Grad Nurse to LPN
- 0Jan 26, '11 by xnimHi,
I graduated with my bachelor's of nursing degree; however, I can't seem to pass my RN exam. What do I need to do in order to become an LPN?
- 1Jan 26, '11 by DogWmnWhat they said, get some help, take some practice tests and figure out WHY you are not passing the NCLEX-RN. In order to get your LPN you need to go to an PN school - very few states allow RN grads to challenge the PN NCLEX anymore and I've got a big surprise for you the PN-NCLEX test is pretty tough too, there was a recent post about a new grad PN who was accidently given the RN-NCLEX by the testing center and passed it - poor thing still had to take the PN-NCLEX . Sooooo, study up, get some help if you have to. There's lots of threads on how to pass the test.
- 0Jan 26, '11 by Nursein215First Congrats on finishing your BSN which im sure was not easy but you settling for LPN is not going to cut it. You went to school for years for this dont give up now. Use the letter that your state board of nursing gives you when you fail your test, as a study guide to determine what your strengths and weakness are. Just keep trying but pace your self and keep studying. Good Luck
- 0Jan 26, '11 by pfacelizhi! you better check with the state you are taking your nclex. i'm familiar though with california. what you need to do is go to their website delegated for practical nurses or lvn /lpn www.bvnpt.ca.gov, download the application and if you reside outside california, you have to request for the hard card for fingerprints which you can do by email. if you have been found eligible for the RN test by the Ca BON RN , then you can write the BON RN to send copies of your transcript to the BVNPT for a $30 fee.

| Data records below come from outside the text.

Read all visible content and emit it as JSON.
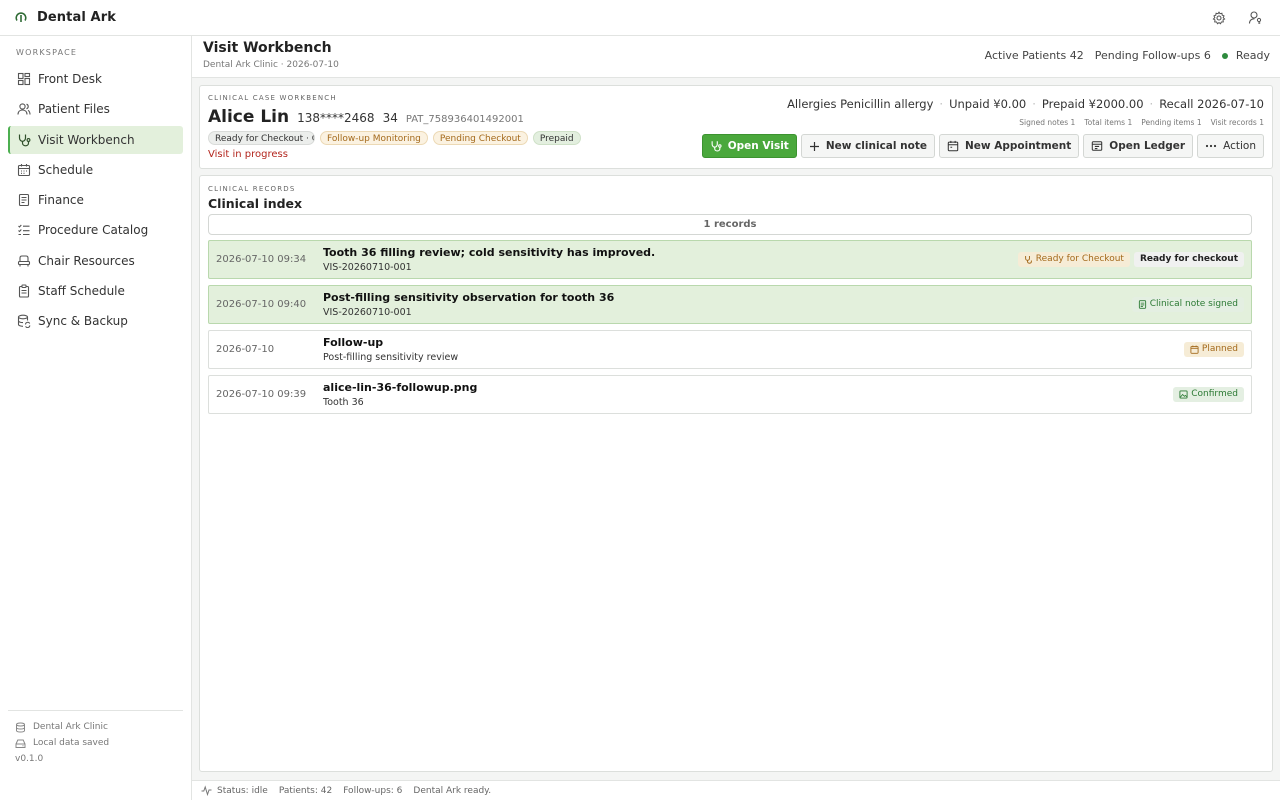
{
  "app": {
    "title": "Dental Ark"
  },
  "topbar": {
    "settings_icon": "gear-icon",
    "user_icon": "user-key-icon"
  },
  "sidebar": {
    "section_label": "WORKSPACE",
    "items": [
      {
        "label": "Front Desk",
        "icon": "dashboard-icon"
      },
      {
        "label": "Patient Files",
        "icon": "users-icon"
      },
      {
        "label": "Visit Workbench",
        "icon": "stethoscope-icon",
        "active": true
      },
      {
        "label": "Schedule",
        "icon": "calendar-icon"
      },
      {
        "label": "Finance",
        "icon": "receipt-icon"
      },
      {
        "label": "Procedure Catalog",
        "icon": "list-check-icon"
      },
      {
        "label": "Chair Resources",
        "icon": "chair-icon"
      },
      {
        "label": "Staff Schedule",
        "icon": "clipboard-icon"
      },
      {
        "label": "Sync & Backup",
        "icon": "database-sync-icon"
      }
    ],
    "footer": {
      "clinic": "Dental Ark Clinic",
      "saved": "Local data saved",
      "version": "v0.1.0"
    }
  },
  "header": {
    "title": "Visit Workbench",
    "subtitle": "Dental Ark Clinic · 2026-07-10",
    "active_patients": "Active Patients 42",
    "pending_followups": "Pending Follow-ups 6",
    "status": "Ready",
    "status_color": "#2e8b3e"
  },
  "case": {
    "section_label": "CLINICAL CASE WORKBENCH",
    "name": "Alice Lin",
    "phone": "138****2468",
    "age": "34",
    "patient_id": "PAT_758936401492001",
    "tags": [
      "Ready for Checkout · Ch",
      "Follow-up Monitoring",
      "Pending Checkout",
      "Prepaid"
    ],
    "status_text": "Visit in progress",
    "allergies": "Allergies Penicillin allergy",
    "unpaid": "Unpaid ¥0.00",
    "prepaid": "Prepaid ¥2000.00",
    "recall": "Recall 2026-07-10",
    "counts": [
      "Signed notes 1",
      "Total items 1",
      "Pending items 1",
      "Visit records 1"
    ],
    "actions": {
      "open_visit": "Open Visit",
      "new_note": "New clinical note",
      "new_appointment": "New Appointment",
      "open_ledger": "Open Ledger",
      "action": "Action"
    }
  },
  "records": {
    "section_label": "CLINICAL RECORDS",
    "title": "Clinical index",
    "count_label": "1 records",
    "rows": [
      {
        "time": "2026-07-10 09:34",
        "title": "Tooth 36 filling review; cold sensitivity has improved.",
        "subtitle": "VIS-20260710-001",
        "badges": [
          "Ready for Checkout",
          "Ready for checkout"
        ]
      },
      {
        "time": "2026-07-10 09:40",
        "title": "Post-filling sensitivity observation for tooth 36",
        "subtitle": "VIS-20260710-001",
        "badges": [
          "Clinical note signed"
        ]
      },
      {
        "time": "2026-07-10",
        "title": "Follow-up",
        "subtitle": "Post-filling sensitivity review",
        "badges": [
          "Planned"
        ]
      },
      {
        "time": "2026-07-10 09:39",
        "title": "alice-lin-36-followup.png",
        "subtitle": "Tooth 36",
        "badges": [
          "Confirmed"
        ]
      }
    ]
  },
  "statusbar": {
    "status": "Status: idle",
    "patients": "Patients: 42",
    "followups": "Follow-ups: 6",
    "message": "Dental Ark ready."
  },
  "colors": {
    "accent_green": "#4aa83c",
    "active_nav_bg": "#e3f0dc",
    "alert_red": "#b3261e",
    "amber": "#a46a1c"
  }
}
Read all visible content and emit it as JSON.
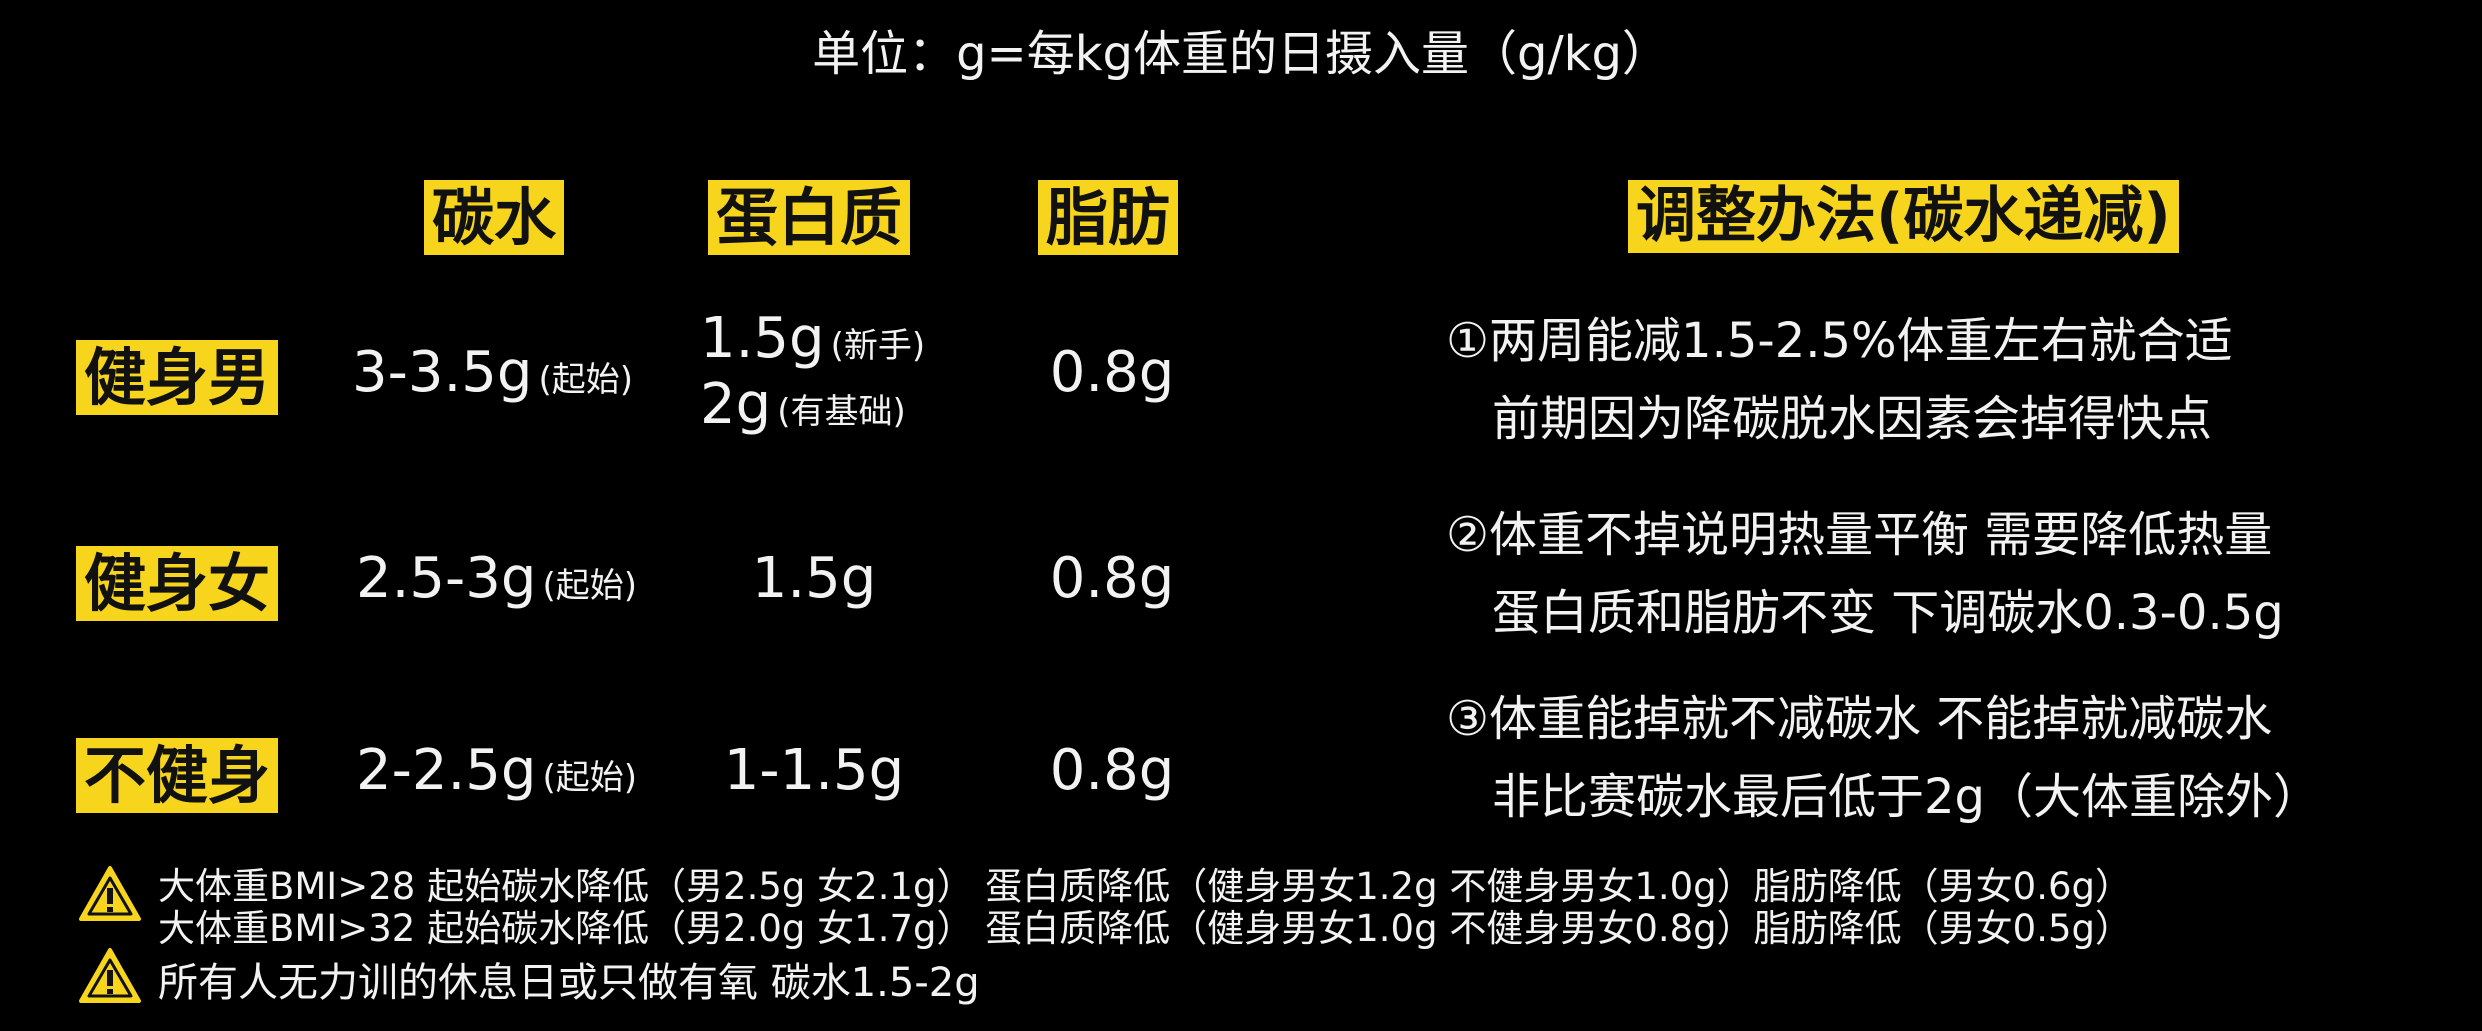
{
  "unit_line": "单位：g=每kg体重的日摄入量（g/kg）",
  "headers": {
    "carb": "碳水",
    "protein": "蛋白质",
    "fat": "脂肪",
    "adjust": "调整办法(碳水递减)"
  },
  "rows": [
    {
      "label": "健身男",
      "carb": "3-3.5g",
      "carb_note": "(起始)",
      "protein_1": "1.5g",
      "protein_1_note": "(新手)",
      "protein_2": "2g",
      "protein_2_note": "(有基础)",
      "fat": "0.8g"
    },
    {
      "label": "健身女",
      "carb": "2.5-3g",
      "carb_note": "(起始)",
      "protein": "1.5g",
      "fat": "0.8g"
    },
    {
      "label": "不健身",
      "carb": "2-2.5g",
      "carb_note": "(起始)",
      "protein": "1-1.5g",
      "fat": "0.8g"
    }
  ],
  "adjustments": [
    {
      "line1": "①两周能减1.5-2.5%体重左右就合适",
      "line2": "前期因为降碳脱水因素会掉得快点"
    },
    {
      "line1": "②体重不掉说明热量平衡 需要降低热量",
      "line2": "蛋白质和脂肪不变 下调碳水0.3-0.5g"
    },
    {
      "line1": "③体重能掉就不减碳水 不能掉就减碳水",
      "line2": "非比赛碳水最后低于2g（大体重除外）"
    }
  ],
  "warnings": {
    "bmi_28": "大体重BMI>28 起始碳水降低（男2.5g 女2.1g） 蛋白质降低（健身男女1.2g 不健身男女1.0g）脂肪降低（男女0.6g）",
    "bmi_32": "大体重BMI>32 起始碳水降低（男2.0g 女1.7g） 蛋白质降低（健身男女1.0g 不健身男女0.8g）脂肪降低（男女0.5g）",
    "rest_day": "所有人无力训的休息日或只做有氧 碳水1.5-2g"
  },
  "colors": {
    "highlight": "#f7d51d",
    "background": "#000000",
    "text": "#f2f2f2"
  },
  "icons": [
    "warning-icon"
  ]
}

You can take both the RN and LPN tests. Goodluck and hope things work out well for you. Hope this was helpful
- 1Jan 26, '11 by INLPN93I am a LPN, I just wanted that to be said so I do not have a problem with LPNs.
Under no uncertain terms should you settle for being a LPN with your level of education.
The difference in what you were taught and what a LPN is taught is too significant. You will have difficulty with staying within your scope of practice because you know more, and have been taught more- from assessment to clinical skills. Then the's a chance you would be used outside your scope of practice by management because they know you're BSN degreed. I have seen it happen to LPN's in the ASN process.
It can lead to more trouble than its worth to try a pass the RN.
Find every type of study resouce there is, take a RN refresher course usually at a local university or community college. Go to the book store and look for a NCLEX-RN comprehnsive review and Q & A book that you feel will prepare you.
Don't buy countless books that helped others, find the one for you.
Good Luck to you.
I really hope that you find a way to prepare for the NCLEX-RN, not the NCLEX-PN. Don't give up and settle for so much less.
- 0Jan 26, '11 by RN0310I was in the same situation. So I decided to get a NCLEX tutuor. I posted an Ad in my employeers daily news letter and someone responded. Basically what the tutur did was go over Patho of each and every system. He helped me break down the system and do a head to toe assessment based off of case studies in those systems. He gave me practice questions after every section. I took detailed notes of every system and did NCLEX questions based off each system daily. And I finally passed. I was like you, I had given up hope for a while....but anything is possible.